Creating a Microservice

When developing a large application, it is sometimes necessary to split off well-defined subtasks so that they can be run on their own servers.
One example already developed in FieldMotion is our PDF microservice. As we started to grow, it became obvious that PDF generation was a bottle-neck – it takes a while to generate a PDF, and while that is happening, it slows down anything else that happens on that server. The solution here was to move PDF generation off to a separate server dedicated to that purpose.
In that case, we used an asynchronous queueing system. We will use a simpler synchronous system for this article.
The problem I’m currently solving is that …well, it doesn’t really matter what problem we’re solving, really. What matters is the details of how to handle authentication, receive the request, and send a reply.

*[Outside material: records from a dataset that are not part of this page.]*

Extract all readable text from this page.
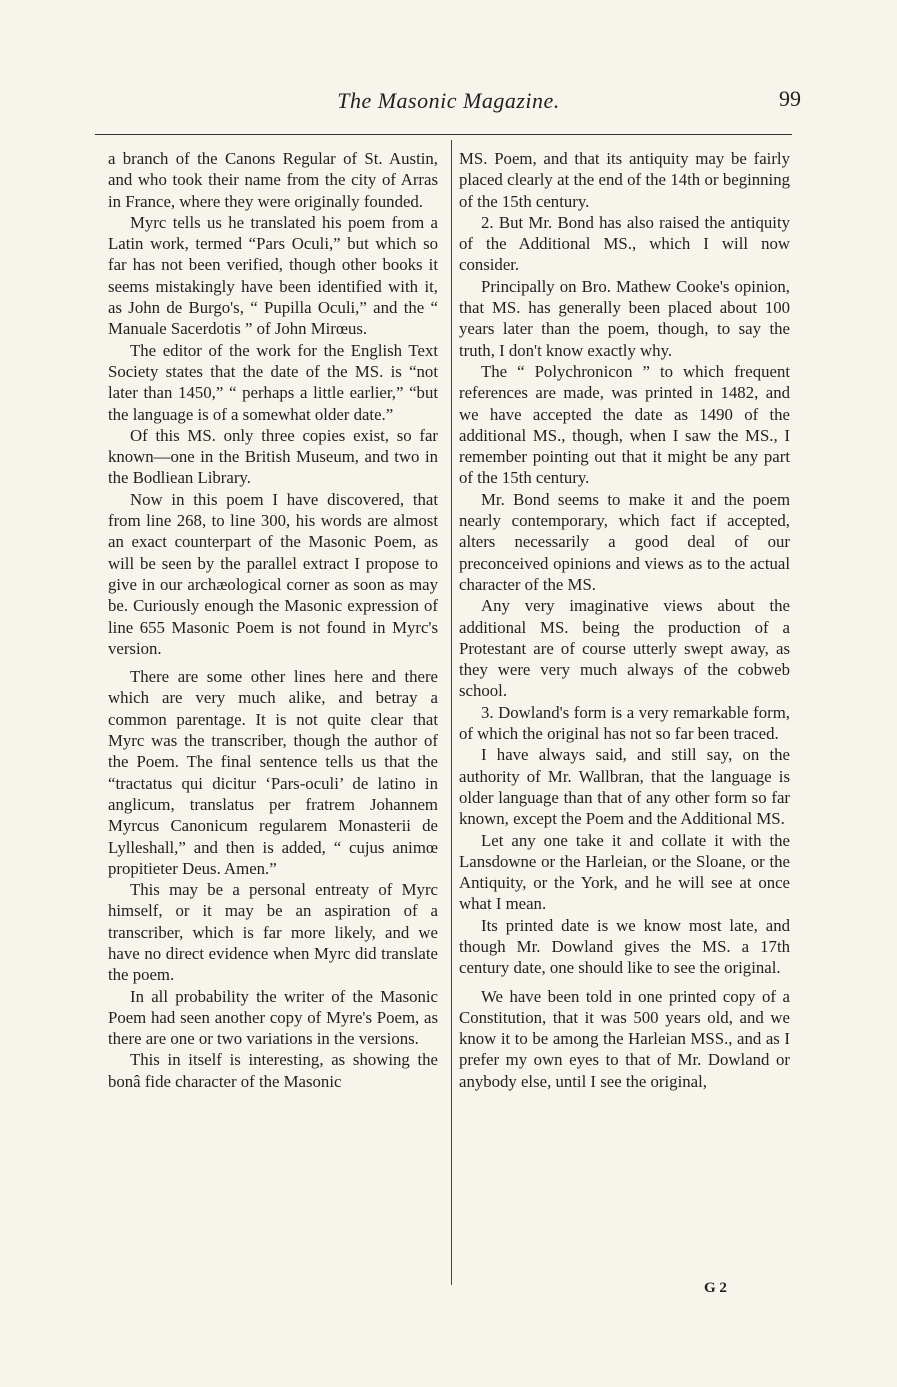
The Masonic Magazine.	99

a branch of the Canons Regular of St. Austin, and who took their name from the city of Arras in France, where they were originally founded.

Myrc tells us he translated his poem from a Latin work, termed “Pars Oculi,” but which so far has not been verified, though other books it seems mistakingly have been identified with it, as John de Burgo's, “ Pupilla Oculi,” and the “ Manuale Sacerdotis ” of John Mirœus.

The editor of the work for the English Text Society states that the date of the MS. is “not later than 1450,” “ perhaps a little earlier,” “but the language is of a somewhat older date.”

Of this MS. only three copies exist, so far known—one in the British Museum, and two in the Bodliean Library.

Now in this poem I have discovered, that from line 268, to line 300, his words are almost an exact counterpart of the Masonic Poem, as will be seen by the parallel extract I propose to give in our archæological corner as soon as may be. Curiously enough the Masonic expression of line 655 Masonic Poem is not found in Myrc's version.

There are some other lines here and there which are very much alike, and betray a common parentage. It is not quite clear that Myrc was the transcriber, though the author of the Poem. The final sentence tells us that the “tractatus qui dicitur ‘Pars-oculi’ de latino in anglicum, translatus per fratrem Johannem Myrcus Canonicum regularem Monasterii de Lylleshall,” and then is added, “ cujus animœ propitieter Deus. Amen.”

This may be a personal entreaty of Myrc himself, or it may be an aspiration of a transcriber, which is far more likely, and we have no direct evidence when Myrc did translate the poem.

In all probability the writer of the Masonic Poem had seen another copy of Myre's Poem, as there are one or two variations in the versions.

This in itself is interesting, as showing the bonâ fide character of the Masonic

MS. Poem, and that its antiquity may be fairly placed clearly at the end of the 14th or beginning of the 15th century.

2. But Mr. Bond has also raised the antiquity of the Additional MS., which I will now consider.

Principally on Bro. Mathew Cooke's opinion, that MS. has generally been placed about 100 years later than the poem, though, to say the truth, I don't know exactly why.

The “ Polychronicon ” to which frequent references are made, was printed in 1482, and we have accepted the date as 1490 of the additional MS., though, when I saw the MS., I remember pointing out that it might be any part of the 15th century.

Mr. Bond seems to make it and the poem nearly contemporary, which fact if accepted, alters necessarily a good deal of our preconceived opinions and views as to the actual character of the MS.

Any very imaginative views about the additional MS. being the production of a Protestant are of course utterly swept away, as they were very much always of the cobweb school.

3. Dowland's form is a very remarkable form, of which the original has not so far been traced.

I have always said, and still say, on the authority of Mr. Wallbran, that the language is older language than that of any other form so far known, except the Poem and the Additional MS.

Let any one take it and collate it with the Lansdowne or the Harleian, or the Sloane, or the Antiquity, or the York, and he will see at once what I mean.

Its printed date is we know most late, and though Mr. Dowland gives the MS. a 17th century date, one should like to see the original.

We have been told in one printed copy of a Constitution, that it was 500 years old, and we know it to be among the Harleian MSS., and as I prefer my own eyes to that of Mr. Dowland or anybody else, until I see the original,

G 2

How does a microservice work?

In our synchronous solution, the short answer is that we accept a request, and return a response.
The request must have some form of authentication and include details of the action to be performed.
The response should include a status such as whether or not the action was successful, and whatever errors were encountered along the way.
The authentication method we will use is called HMAC, which is defined simply as hash(key || hash(key || message)), where “hash” is a hashing algorithm (md5, sha1, etc.), “key” is a shared secret key, and “message” is the request, converted into a string. The double hash might seem a bit pointless, but apparently there are security issues with single-hashing, but no-one has yet found an issue with double-hashing.
Don’t allow the same request to be run more than once. If a request is repeated, it is possibly someone trying to hack. To stop repeated requests, in the microservice server, simply keep a note of all hashes that have been seen, and check them before running the message’s request. So if a server sends a request, and then sends the exact same request again, the microservice simply checks its notes, sees that it has already noted that MD5, and can safely ignore it.
With a busy server, this list of hashes can get large quickly, so it’s good to clear out any old hashes every now and then to keep the list small.
But then how do you stop someone from repeating the same request in five minutes that they just sent? Simply add the current time to the message before hashing. On the microservice, if the time in the message is more than 60 seconds ago (for example), then ignore it, as it’s probably a repeat. and if it’s not a repeat? 60 seconds to send a request between two servers in the same datacentre? You have other problems…
There is one further question that needs to be answered. Let’s say that someone manages to hack the requesting server and gets a copy of the secret key? What do we do? Let’s say we have 50 other servers that use that same microservice. We can’t afford to simply change the key on the microservice server, as that will cause all 50 of the servers to suddenly stop working!
The answer here is to have a list of secret keys on the microservice server. This way you can simply disable the one that’s been compromised, and the rest will still work. Just give a different shared key to each server, and a small identifying key name so the microservice knows which key to check against.
So, the sequence we now have is

On Requesting Server

  1. Generate a message that describes the request.
  2. Add current time in seconds to the message.
  3. Generate a hash by running HMAC with the message and the secret key.
  4. Send message, hash, and key name to microservice.

On Microservice Server

  1. If time in message is more than 60 seconds ago, fail.
  2. Check local notes of recently run hashes. If the received hash is in the list, fail.
  3. If the secret key identified by the received key name doesn’t exist, fail.
  4. Generate a hash by running HMAC with the message you received and the secret key identified in step 3.
  5. If the generated hash is not exactly the same as the received hash, fail.
  6. Note the hash so it is not run again.
  7. Decode the message and run the embedded request.
  8. Return the result of the action to the requesting server.